Question

If the sides of a triangle are in A.P. and if its greatest angle exceeds the least angle by $\alpha$, show that the sides are in the ratio $1-x:1:1+x$ where $x=\sqrt{(\frac{1-\cos \alpha }{7-\cos \alpha })}$.

Answer 1

We are given that A- C =$\alpha$ and $2b=a+c$

$\therefore 2sinB=sinA+sinC$ ....(1)

$=2sin\frac{A+C}{2}cos\frac{A-C}{2}$

or $4sin\frac{B}{2}cos\frac{B}{2}=2cos\frac{B}{2}cos\frac{\alpha }{2}$

$\therefore co{s}^2\frac{B}{2}=1-si{n}^2\frac{B}{2}=1-\frac{1}{4}co{s}^2\frac{\alpha }{2}=1-\frac{1+cos\alpha }{8}$

or $cos\frac{B}{2}=\frac{\sqrt{7-cos\alpha }}{2\sqrt{2}}$ ............(2)

Again $\frac{a}{c}=\frac{sinA}{sinC}$. Apply Compo. & divi.

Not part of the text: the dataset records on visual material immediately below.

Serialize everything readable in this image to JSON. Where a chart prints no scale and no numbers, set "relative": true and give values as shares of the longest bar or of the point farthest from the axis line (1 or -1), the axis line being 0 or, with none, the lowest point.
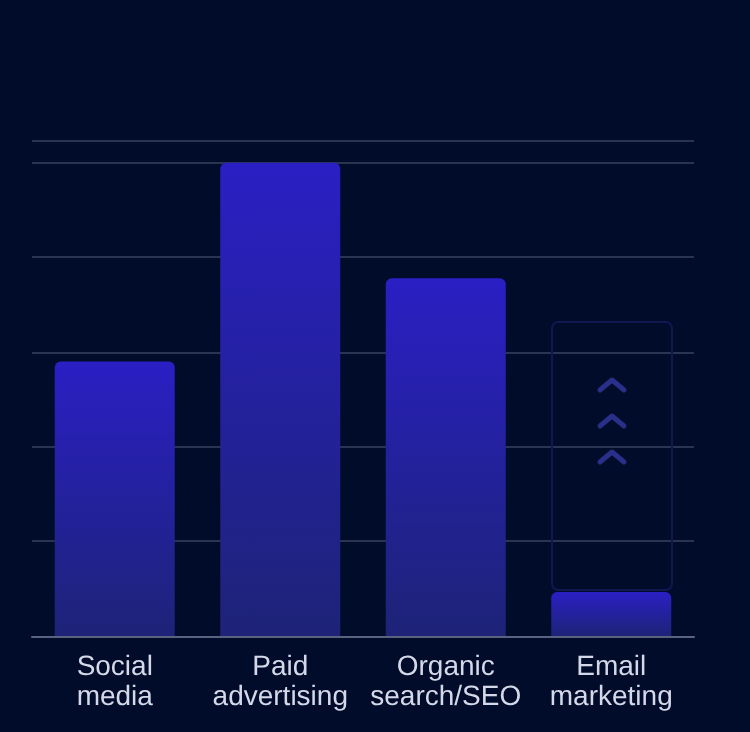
{
  "chart_data": {
    "type": "bar",
    "relative": true,
    "grid": "y",
    "categories": [
      "Social\nmedia",
      "Paid\nadvertising",
      "Organic\nsearch/SEO",
      "Email\nmarketing"
    ],
    "values": [
      0.58,
      1,
      0.756,
      0.093
    ],
    "color": "#2a1fc4"
  }
}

$\frac{a+c}{a-c}=\frac{sinA+sinC}{sinA-sinC}=\frac{2sinB}{2sin\frac{A-C}{2}cos\frac{A+C}{2}}$ by (1)

$=\frac{4sin\left(B/2\right)cos\left(B/2\right)}{2sin\left(B/2\right)sin\left(\alpha /2\right)}$, by given relation

$=\frac{2\sqrt{2}cos\left(B/2\right)}{\sqrt{(1-cos\alpha )}}=\sqrt{\frac{7-cos\alpha }{1-cos\alpha }}$ by (2)

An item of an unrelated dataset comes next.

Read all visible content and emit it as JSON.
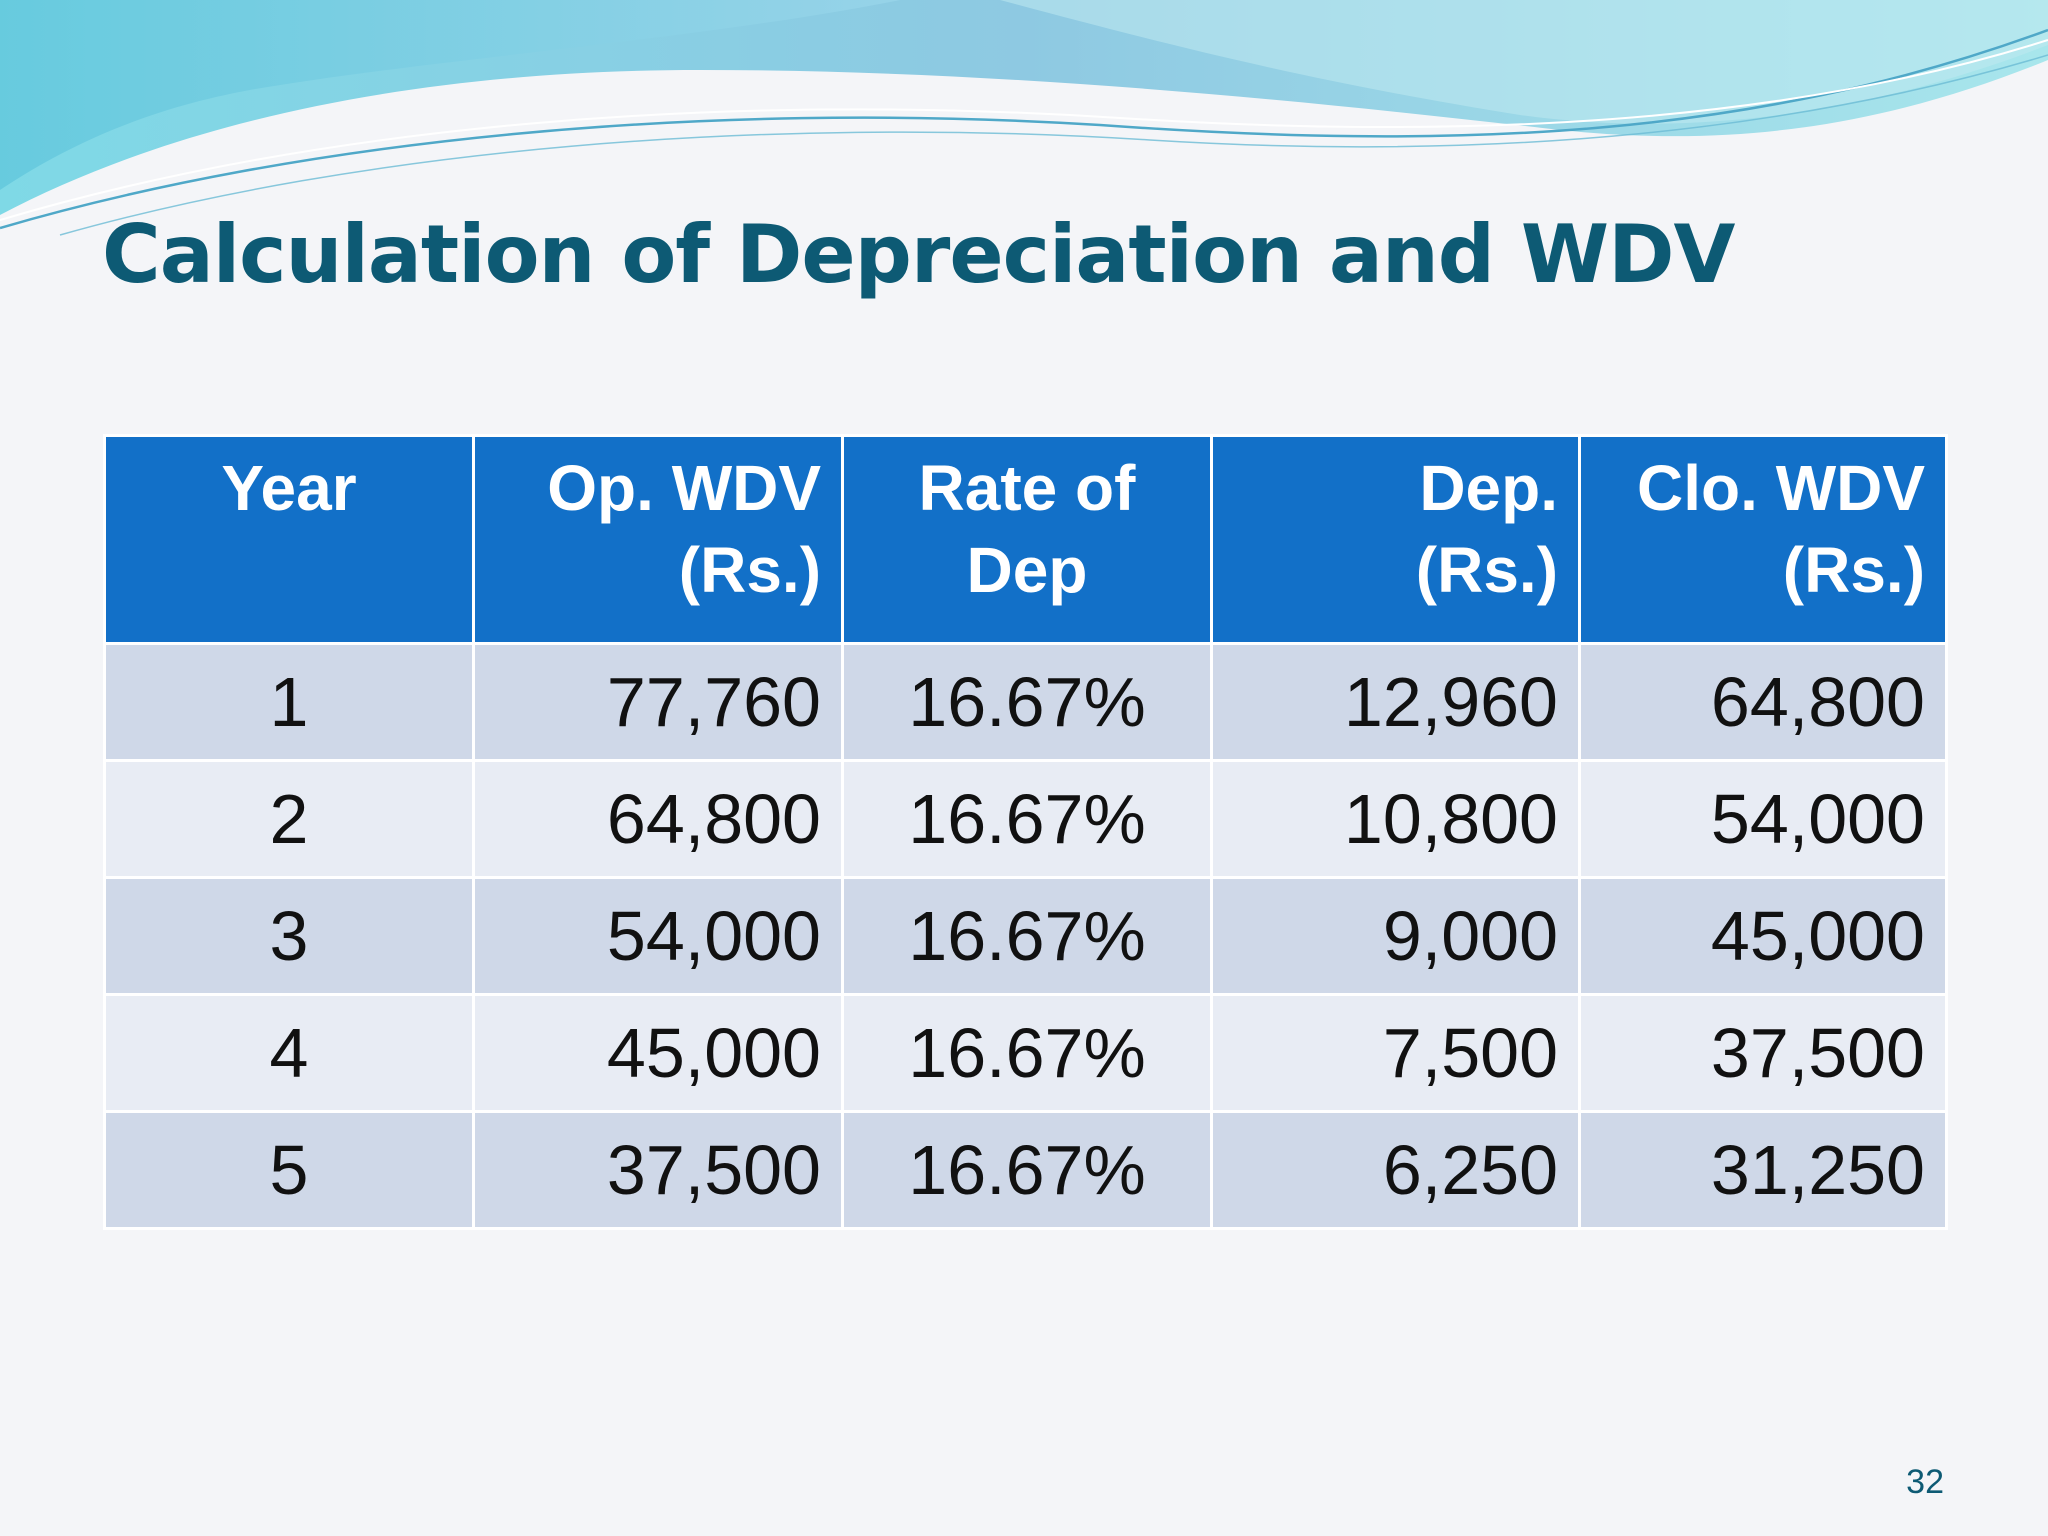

$\therefore \frac{a-c}{a+c}=\frac{x}{1}$, by given relation

Again apply Compo. & Divi.

$\frac{2a}{2c}=\frac{1+x}{1-x}$

or $\frac{a}{1+x}=\frac{c}{1-x}=\frac{a+c}{2}$ or $\frac{2b}{2}=\frac{b}{1}$

or $\frac{a}{1+x}=\frac{b}{1}=\frac{c}{1-x}$

Hence the sides are in the ratio 1+x: x: 1-x.